According to Ministry of Agriculture experts, among the main barriers to increasing rural cooperation is a lack of profit sharing in agricultural cooperatives, which are generally set up as non-profit organisations. Excessive and confusing legal regulations were cited as a problem as well
The lack of a specialised tax regime and no concessional lending policies for rural consumer cooperatives and agricultural water users associations, a lack of transparency in cooperatives, prevalent distrust and corruption in cooperatives are currently major issues. According to experts, this field is characterised by over-regulation and excessive internal procedures, as well as the inability of entities to participate in cooperatives.
In order to address the above barriers, the Ministry of Agriculture drafted the bills “On Agricultural Cooperation” and “On Amendments and Additions to Certain Legislative Acts on Agricultural Cooperation.” These legal reforms include the creation of agricultural cooperatives by entities and individuals. The new legislative framework allows profit sharing and a special tax regime for agricultural cooperatives without restrictions.
In order to eliminate intra-cooperative issues, the legislation provides pro bono audits, as well as the introduction of the “one member – one vote” principle on a variety of subjects, including in setting prices.
Since Aug. 23, the Ministry of Agriculture has sent the above-mentioned bills for approval to the relevant state authorities, including the Ministry of Finance and the National Budget Commission.
According to developers, this legislation is designed to increase agricultural cooperation. New guidelines allow maximising the benefits of cooperative farming in rural areas. At the same time, they contain incentives for consolidation and integration of small producers into a single cell structure, including measures for the effective use of land resources, storage organisation, processing and sustainable marketing of products.
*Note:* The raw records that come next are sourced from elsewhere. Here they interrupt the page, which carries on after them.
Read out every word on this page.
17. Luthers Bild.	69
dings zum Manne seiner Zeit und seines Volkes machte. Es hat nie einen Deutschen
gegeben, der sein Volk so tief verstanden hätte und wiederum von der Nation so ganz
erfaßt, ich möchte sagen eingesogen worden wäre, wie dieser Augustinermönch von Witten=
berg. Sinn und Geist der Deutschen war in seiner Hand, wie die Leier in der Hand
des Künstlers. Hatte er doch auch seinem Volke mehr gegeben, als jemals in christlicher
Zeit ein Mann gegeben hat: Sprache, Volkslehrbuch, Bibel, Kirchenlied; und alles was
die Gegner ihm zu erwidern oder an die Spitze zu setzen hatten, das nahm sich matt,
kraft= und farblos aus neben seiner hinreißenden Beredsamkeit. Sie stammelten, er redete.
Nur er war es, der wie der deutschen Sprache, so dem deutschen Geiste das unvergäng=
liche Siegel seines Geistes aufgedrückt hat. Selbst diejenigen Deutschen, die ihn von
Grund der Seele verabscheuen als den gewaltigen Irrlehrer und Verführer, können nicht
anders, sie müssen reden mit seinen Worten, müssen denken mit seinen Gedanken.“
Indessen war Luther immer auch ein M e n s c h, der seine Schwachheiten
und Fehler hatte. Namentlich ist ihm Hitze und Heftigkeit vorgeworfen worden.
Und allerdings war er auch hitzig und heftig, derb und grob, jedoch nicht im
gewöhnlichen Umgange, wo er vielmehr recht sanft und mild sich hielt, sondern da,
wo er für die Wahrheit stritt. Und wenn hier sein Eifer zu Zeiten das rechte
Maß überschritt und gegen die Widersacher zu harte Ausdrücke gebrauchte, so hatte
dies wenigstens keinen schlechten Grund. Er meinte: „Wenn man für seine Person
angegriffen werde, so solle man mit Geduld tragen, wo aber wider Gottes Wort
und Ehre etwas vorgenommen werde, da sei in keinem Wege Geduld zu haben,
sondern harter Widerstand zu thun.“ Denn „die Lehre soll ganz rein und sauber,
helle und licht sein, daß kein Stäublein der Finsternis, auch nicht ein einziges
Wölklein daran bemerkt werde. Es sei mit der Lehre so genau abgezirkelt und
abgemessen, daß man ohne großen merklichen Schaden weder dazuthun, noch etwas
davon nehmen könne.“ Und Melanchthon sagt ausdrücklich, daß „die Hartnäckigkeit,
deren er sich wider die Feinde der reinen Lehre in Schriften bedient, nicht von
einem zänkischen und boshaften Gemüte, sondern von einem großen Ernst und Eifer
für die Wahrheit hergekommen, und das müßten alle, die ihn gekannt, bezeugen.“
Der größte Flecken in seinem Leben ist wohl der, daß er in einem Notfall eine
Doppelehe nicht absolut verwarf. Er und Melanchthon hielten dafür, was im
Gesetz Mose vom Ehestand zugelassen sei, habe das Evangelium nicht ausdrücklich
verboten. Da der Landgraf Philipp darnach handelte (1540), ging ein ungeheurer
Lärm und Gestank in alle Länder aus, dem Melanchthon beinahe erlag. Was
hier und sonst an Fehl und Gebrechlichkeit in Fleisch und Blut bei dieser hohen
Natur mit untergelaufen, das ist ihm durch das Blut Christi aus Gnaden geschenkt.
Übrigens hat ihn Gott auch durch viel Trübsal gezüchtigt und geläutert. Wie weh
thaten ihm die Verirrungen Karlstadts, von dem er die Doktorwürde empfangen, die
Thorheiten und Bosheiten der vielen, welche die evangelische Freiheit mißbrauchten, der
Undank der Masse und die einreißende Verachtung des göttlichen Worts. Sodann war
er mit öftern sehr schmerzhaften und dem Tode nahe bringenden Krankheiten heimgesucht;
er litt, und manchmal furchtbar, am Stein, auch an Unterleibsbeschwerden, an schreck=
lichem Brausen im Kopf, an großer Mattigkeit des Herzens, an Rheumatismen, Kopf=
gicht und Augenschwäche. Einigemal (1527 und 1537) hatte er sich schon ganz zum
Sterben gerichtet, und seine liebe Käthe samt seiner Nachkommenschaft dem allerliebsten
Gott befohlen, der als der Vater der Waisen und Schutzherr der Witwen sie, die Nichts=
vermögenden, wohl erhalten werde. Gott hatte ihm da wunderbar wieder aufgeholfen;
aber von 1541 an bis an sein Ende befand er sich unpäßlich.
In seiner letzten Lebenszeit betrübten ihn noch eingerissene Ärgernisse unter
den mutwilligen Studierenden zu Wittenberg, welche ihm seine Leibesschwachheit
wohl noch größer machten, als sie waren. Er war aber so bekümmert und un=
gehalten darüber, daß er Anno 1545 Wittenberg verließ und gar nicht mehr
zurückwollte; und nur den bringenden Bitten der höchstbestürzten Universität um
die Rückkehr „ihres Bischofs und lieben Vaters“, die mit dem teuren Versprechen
Speaking about contributing factors to increased agricultural production, experts often point to the need to develop inter-sectoral and inter-regional integration. Several years earlier, a special event in Ust-Kamenogorsk attended by delegations from East Kazakhstan, Almaty and the Pavlodar and Karaganda regions was held on the matter. Constituting 40 percent of the total area of the country, these areas provide nearly a quarter of the gross regional product of Kazakhstan and determine a fifth of the country’s foreign trade.
A draft food security programme was proposed at that forum. Attention was paid to the three types of agricultural products that are imported the most: fruits and vegetables, meat and milk.
Currently, vegetable processing in these four regions of the country does not exceed 4.2 percent of what is consumed, meat – 28 percent and milk – 35 percent. For example, the production capacity of milk plants in the Almaty region allows the processing of up to 218,000 tonnes of milk per year, but only 45 percent of that capacity is realised. Lack of quality raw materials and sometimes, excess materials, which result in a reduction in prices, hurt small scale agricultural producers. It was noted that a long-term partnership in supplying raw materials from the border region of the Karaganda and East Kazakhstan regions would allow enterprises in the Almaty region to improve self-sufficiency and increase dairy exports to 20 percent.
Integration and cooperation in the agricultural sectors of developed countries allow them to remain top international food producers. It is known that in these countries, multinational corporations play an important role in agriculture. They act as integrators in the agricultural industry and help drive its destiny.
At the current time, the state is most capable of leading integration, not private business, although the latter does have a vested interested in creating local sustainable sources of raw materials.